Friday 17 January 2020

THE ATOMIC CITY













d. Jerry Hopper (1952)

The Atomic City starts with footage of test explosions and Hiroshima and of the men and women who live and work at the Los Alamos Atomic Research Site, their faces blacked out ‘for security reasons’. Obviously, they don’t really want to be developing weaponry with the capacity to destroy the world and everything on it, but, while the ‘spirit of aggression is not yet dead in the world’ they simply have to do it.

When leading scientist Frank Harrington’s son Tommy is kidnapped, Harrington knows immediately what the ransom will be: secrets. He and his wife try to handle things without informing the authorities but, very quickly, the Harringtons learn that they themselves are under constant observation, and even their best friend is an undercover FBI agent who has infiltrated their family in order to keep a close eye on them. What follows is a taut, well scripted story with some surprising flashes of violence and cruelty: a communist courier is killed by a car bomb once he delivers his message; Dr Harrington extracts a confession using his fists; the boy, Tommy, is bricked up in a cave in the Jemez mountains* and left to die (this last one is hard to take, he’s a nice little feller) .

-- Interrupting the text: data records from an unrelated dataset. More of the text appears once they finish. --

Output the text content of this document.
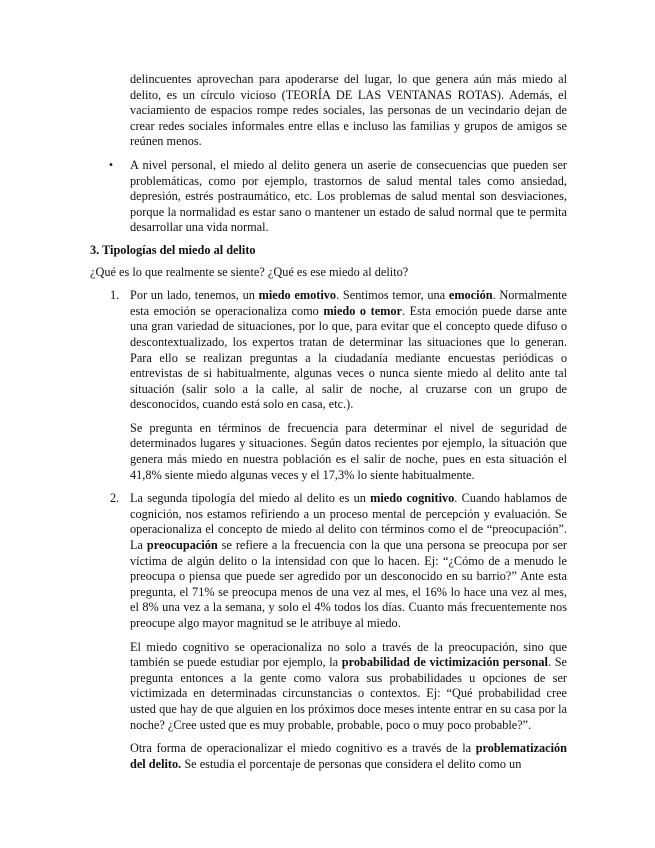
delincuentes aprovechan para apoderarse del lugar, lo que genera aún más miedo al delito, es un círculo vicioso (TEORÍA DE LAS VENTANAS ROTAS). Además, el vaciamiento de espacios rompe redes sociales, las personas de un vecindario dejan de crear redes sociales informales entre ellas e incluso las familias y grupos de amigos se reúnen menos.

• A nivel personal, el miedo al delito genera un aserie de consecuencias que pueden ser problemáticas, como por ejemplo, trastornos de salud mental tales como ansiedad, depresión, estrés postraumático, etc. Los problemas de salud mental son desviaciones, porque la normalidad es estar sano o mantener un estado de salud normal que te permita desarrollar una vida normal.

3. Tipologías del miedo al delito

¿Qué es lo que realmente se siente? ¿Qué es ese miedo al delito?

1. Por un lado, tenemos, un miedo emotivo. Sentimos temor, una emoción. Normalmente esta emoción se operacionaliza como miedo o temor. Esta emoción puede darse ante una gran variedad de situaciones, por lo que, para evitar que el concepto quede difuso o descontextualizado, los expertos tratan de determinar las situaciones que lo generan. Para ello se realizan preguntas a la ciudadanía mediante encuestas periódicas o entrevistas de si habitualmente, algunas veces o nunca siente miedo al delito ante tal situación (salir solo a la calle, al salir de noche, al cruzarse con un grupo de desconocidos, cuando está solo en casa, etc.).

Se pregunta en términos de frecuencia para determinar el nivel de seguridad de determinados lugares y situaciones. Según datos recientes por ejemplo, la situación que genera más miedo en nuestra población es el salir de noche, pues en esta situación el 41,8% siente miedo algunas veces y el 17,3% lo siente habitualmente.

2. La segunda tipología del miedo al delito es un miedo cognitivo. Cuando hablamos de cognición, nos estamos refiriendo a un proceso mental de percepción y evaluación. Se operacionaliza el concepto de miedo al delito con términos como el de “preocupación”. La preocupación se refiere a la frecuencia con la que una persona se preocupa por ser víctima de algún delito o la intensidad con que lo hacen. Ej: “¿Cómo de a menudo le preocupa o piensa que puede ser agredido por un desconocido en su barrio?” Ante esta pregunta, el 71% se preocupa menos de una vez al mes, el 16% lo hace una vez al mes, el 8% una vez a la semana, y solo el 4% todos los días. Cuanto más frecuentemente nos preocupe algo mayor magnitud se le atribuye al miedo.

El miedo cognitivo se operacionaliza no solo a través de la preocupación, sino que también se puede estudiar por ejemplo, la probabilidad de victimización personal. Se pregunta entonces a la gente como valora sus probabilidades u opciones de ser victimizada en determinadas circunstancias o contextos. Ej: “Qué probabilidad cree usted que hay de que alguien en los próximos doce meses intente entrar en su casa por la noche? ¿Cree usted que es muy probable, probable, poco o muy poco probable?”.

Otra forma de operacionalizar el miedo cognitivo es a través de la problematización del delito. Se estudia el porcentaje de personas que considera el delito como un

The Harringtons are only interested in getting their son back, of course, but, for more or less everybody else the stated priorities are, in order of importance: maintain security; catch the spies; save the kid. Cold or not, it’s still a war. In the end, they manage to more or less do all three, but not until after a great climax in which Tommy is left hanging from a cliff face.  Even though you know it will work out in the end, it’s genuinely breathless stuff, particularly as Tommy is just so gosh darned cute.    

* This area is a designated national park, and the mountains, caves and the ruins of Pueblo American civilisation here are used to provide a fascinating and unusual backdrop to the action.